A runaway bag business
“We are now 55% handbags, as a company. Handbags have been an ‘overnight success,’ but it’s taken us 10 years. But now, we sell [more] handbags than we do shoes. For 53 years, the company was a shoe company — and we’re very proud of that. We love shoes. But with handbags, we’ve found a wonderful vibe in price and design that has been a true, mind-boggling success. We’re three years ahead of where we thought we were going to be [at this point]. … In terms of [its ability to expand], our brand — which is all about color and joyful, energetic, maximalist creativity — has an elasticity to it that is boundless.”
Growing the brand’s US presence
“We have a lot of shop-in-shops now in North America, with Nordstrom, Bloomingdale’s and Dillard’s. We’re in 400 [retail] locations across North America. We love stores. Don’t think that we ignore digital — 30% of our sales are in digital — but we love stores. We love department stores. There’s nothing better than presenting your brand physically to your consumers’ eyes and delivering wonderful service. … Without our three [retail] partners, we would be nowhere. So we are so thankful for their help and support. And actually, they say to us, ‘It would be really wonderful if you also had some amazing physical locations in North America — just to present your brand in a big way.’ Because our success has been around our product design and our pricing — not really in our brand awareness. As for brand awareness, we look at the little Google graph every week, and it’s going up in the right direction, but it’s nowhere near where it should be.”

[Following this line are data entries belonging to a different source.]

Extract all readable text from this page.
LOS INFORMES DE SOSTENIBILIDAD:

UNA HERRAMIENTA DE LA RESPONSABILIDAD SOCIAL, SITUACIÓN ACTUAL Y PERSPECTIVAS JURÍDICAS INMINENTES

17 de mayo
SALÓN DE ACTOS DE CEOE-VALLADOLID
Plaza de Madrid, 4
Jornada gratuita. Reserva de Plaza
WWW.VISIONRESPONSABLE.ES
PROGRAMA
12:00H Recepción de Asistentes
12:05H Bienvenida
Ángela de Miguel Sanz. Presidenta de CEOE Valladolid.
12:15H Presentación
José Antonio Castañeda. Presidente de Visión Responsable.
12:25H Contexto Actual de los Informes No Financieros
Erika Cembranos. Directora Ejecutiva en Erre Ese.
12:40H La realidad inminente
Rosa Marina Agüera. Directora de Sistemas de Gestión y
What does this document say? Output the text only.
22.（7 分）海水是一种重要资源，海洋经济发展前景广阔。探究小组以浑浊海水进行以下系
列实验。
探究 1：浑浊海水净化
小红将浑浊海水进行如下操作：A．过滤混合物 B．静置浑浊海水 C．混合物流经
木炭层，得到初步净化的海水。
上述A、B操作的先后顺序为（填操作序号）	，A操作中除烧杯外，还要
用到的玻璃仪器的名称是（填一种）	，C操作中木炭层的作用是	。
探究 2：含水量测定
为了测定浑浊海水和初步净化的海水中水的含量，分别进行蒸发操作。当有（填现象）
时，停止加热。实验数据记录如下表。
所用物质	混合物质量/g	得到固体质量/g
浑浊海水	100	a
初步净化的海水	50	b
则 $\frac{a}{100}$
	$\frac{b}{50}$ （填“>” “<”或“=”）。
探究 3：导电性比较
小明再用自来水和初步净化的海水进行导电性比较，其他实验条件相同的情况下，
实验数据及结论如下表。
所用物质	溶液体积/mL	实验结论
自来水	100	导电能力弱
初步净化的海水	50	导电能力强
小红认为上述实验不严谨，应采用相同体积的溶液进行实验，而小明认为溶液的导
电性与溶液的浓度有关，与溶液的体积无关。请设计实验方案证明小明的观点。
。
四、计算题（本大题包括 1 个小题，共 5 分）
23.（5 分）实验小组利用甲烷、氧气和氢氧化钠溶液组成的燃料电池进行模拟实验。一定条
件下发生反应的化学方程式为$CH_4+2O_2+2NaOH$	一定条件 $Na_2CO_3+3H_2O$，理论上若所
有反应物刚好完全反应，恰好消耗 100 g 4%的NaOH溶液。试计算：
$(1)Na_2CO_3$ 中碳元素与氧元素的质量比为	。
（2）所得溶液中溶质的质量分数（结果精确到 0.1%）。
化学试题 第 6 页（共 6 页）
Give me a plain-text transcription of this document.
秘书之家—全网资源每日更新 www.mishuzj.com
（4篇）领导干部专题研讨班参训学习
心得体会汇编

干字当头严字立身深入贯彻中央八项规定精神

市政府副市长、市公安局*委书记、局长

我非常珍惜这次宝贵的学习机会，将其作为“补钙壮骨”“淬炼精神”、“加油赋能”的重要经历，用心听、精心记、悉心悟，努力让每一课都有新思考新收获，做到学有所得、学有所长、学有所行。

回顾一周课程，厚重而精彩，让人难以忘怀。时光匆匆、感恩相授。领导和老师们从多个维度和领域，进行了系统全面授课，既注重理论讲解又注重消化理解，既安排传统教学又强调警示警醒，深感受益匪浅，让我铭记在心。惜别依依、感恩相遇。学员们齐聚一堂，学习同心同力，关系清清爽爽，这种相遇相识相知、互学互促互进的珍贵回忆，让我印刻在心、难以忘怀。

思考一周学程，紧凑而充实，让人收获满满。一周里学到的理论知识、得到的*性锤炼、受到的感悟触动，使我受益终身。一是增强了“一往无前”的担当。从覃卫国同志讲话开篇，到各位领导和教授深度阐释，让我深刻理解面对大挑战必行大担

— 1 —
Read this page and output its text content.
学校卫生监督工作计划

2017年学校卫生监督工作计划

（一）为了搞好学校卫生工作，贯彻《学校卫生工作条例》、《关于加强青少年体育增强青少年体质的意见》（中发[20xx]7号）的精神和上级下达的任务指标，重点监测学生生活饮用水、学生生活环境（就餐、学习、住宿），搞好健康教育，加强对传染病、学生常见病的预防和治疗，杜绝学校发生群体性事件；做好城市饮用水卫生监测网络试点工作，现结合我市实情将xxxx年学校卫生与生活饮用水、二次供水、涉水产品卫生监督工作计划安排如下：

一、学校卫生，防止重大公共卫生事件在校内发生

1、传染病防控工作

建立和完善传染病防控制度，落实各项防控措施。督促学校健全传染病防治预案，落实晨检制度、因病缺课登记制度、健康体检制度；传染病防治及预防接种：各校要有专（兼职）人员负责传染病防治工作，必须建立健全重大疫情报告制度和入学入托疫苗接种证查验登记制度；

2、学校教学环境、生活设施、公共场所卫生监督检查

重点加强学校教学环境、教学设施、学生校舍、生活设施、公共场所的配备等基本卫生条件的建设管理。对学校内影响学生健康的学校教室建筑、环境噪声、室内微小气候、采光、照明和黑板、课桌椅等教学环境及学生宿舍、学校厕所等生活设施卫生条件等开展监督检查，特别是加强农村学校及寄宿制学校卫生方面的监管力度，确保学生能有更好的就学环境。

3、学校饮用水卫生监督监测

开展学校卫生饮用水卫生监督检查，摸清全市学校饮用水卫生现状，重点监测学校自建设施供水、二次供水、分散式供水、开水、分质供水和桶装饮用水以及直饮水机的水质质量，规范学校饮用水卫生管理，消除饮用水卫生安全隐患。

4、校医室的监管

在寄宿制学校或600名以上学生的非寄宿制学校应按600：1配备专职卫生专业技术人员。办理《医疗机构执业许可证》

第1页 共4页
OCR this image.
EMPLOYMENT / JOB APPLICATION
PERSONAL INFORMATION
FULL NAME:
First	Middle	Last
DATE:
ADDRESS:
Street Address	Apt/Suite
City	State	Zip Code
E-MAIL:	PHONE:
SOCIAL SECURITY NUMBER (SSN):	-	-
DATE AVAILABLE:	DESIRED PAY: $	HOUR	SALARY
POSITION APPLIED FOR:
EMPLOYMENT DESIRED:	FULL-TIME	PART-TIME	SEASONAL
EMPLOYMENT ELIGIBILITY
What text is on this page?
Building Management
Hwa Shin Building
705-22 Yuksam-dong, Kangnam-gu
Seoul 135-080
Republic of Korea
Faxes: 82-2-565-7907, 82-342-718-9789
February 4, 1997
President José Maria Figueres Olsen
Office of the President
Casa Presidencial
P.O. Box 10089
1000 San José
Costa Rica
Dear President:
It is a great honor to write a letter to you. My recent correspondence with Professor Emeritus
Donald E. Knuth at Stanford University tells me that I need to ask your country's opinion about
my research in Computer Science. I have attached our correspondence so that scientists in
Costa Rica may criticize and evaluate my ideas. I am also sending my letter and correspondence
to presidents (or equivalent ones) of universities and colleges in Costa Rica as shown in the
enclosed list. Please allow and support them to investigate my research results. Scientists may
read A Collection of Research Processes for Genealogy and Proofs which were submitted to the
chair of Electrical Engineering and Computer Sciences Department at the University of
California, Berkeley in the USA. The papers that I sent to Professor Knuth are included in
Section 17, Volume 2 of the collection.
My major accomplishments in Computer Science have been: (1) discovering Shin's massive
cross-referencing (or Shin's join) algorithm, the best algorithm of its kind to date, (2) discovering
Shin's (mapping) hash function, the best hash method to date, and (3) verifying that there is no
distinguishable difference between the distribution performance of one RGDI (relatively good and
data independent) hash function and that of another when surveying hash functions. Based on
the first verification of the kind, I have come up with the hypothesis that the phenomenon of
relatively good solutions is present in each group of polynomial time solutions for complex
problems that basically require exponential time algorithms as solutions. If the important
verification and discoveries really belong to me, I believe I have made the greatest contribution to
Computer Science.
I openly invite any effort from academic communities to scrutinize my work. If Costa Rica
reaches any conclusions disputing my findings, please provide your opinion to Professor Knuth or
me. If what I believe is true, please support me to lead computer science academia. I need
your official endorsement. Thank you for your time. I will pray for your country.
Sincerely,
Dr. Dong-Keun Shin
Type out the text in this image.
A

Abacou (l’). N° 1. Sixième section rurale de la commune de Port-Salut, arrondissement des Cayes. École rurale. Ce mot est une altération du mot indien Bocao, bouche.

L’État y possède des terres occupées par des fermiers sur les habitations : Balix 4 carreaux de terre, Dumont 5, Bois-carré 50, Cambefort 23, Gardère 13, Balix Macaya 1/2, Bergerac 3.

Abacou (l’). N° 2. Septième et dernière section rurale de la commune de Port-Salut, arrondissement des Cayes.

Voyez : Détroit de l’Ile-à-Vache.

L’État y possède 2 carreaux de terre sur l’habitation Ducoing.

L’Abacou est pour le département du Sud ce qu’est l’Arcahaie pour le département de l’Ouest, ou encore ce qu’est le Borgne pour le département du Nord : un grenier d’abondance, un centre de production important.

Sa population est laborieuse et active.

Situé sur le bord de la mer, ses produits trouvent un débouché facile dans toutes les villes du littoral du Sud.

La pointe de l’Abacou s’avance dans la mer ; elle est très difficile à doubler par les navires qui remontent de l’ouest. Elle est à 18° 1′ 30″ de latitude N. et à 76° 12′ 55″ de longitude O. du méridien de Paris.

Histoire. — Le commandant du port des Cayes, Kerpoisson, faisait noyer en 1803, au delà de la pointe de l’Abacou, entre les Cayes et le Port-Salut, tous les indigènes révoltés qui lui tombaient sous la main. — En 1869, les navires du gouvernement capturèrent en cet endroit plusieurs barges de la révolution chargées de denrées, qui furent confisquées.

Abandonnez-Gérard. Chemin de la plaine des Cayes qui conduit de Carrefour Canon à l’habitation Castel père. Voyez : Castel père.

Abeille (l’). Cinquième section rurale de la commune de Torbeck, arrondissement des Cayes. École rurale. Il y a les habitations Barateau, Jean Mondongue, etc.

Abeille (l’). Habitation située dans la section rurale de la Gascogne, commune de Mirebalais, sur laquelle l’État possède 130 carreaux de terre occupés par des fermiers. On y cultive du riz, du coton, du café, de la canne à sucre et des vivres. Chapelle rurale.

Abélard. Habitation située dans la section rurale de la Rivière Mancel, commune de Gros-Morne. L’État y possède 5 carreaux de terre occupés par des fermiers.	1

The perks of private equity
“We became independent on July 4, 2005. The company was actually … part of the Harrods Group. But we became independent, supported by private equity — Barclays Private Equity. … I’d say one thing about private equity: We adore it. Because being surrounded by smart people is really, really helpful. It’s underrated. Cinven, for example, our current owners, have been immensely supportive through quite difficult times in the pandemic. The U.K. had the terrible, long lockdown where retail stores were closed for almost 270 days. And [Cinven] gave us confidence [by saying], ‘It’s going to be OK. If you need money, don’t worry; we’ll give you money. Don’t waste a good crisis. Do all the things you’ve wanted to do.’ [That included] closing poor distribution; changing the promotional stance, to some degree; reinventing our physical locations and our store design; cutting back areas that were not needed, … So, it’s hard to admit, really, because the pandemic was so difficult. But the company’s in a much better place because of the pandemic. And I wouldn’t want to repeat it, of course. But I’m not so sure, we would have done all the things that we did without Cinven’s support. So we adore private equity. It’s a place where you’re learning every day and you’re surrounded by clever people.”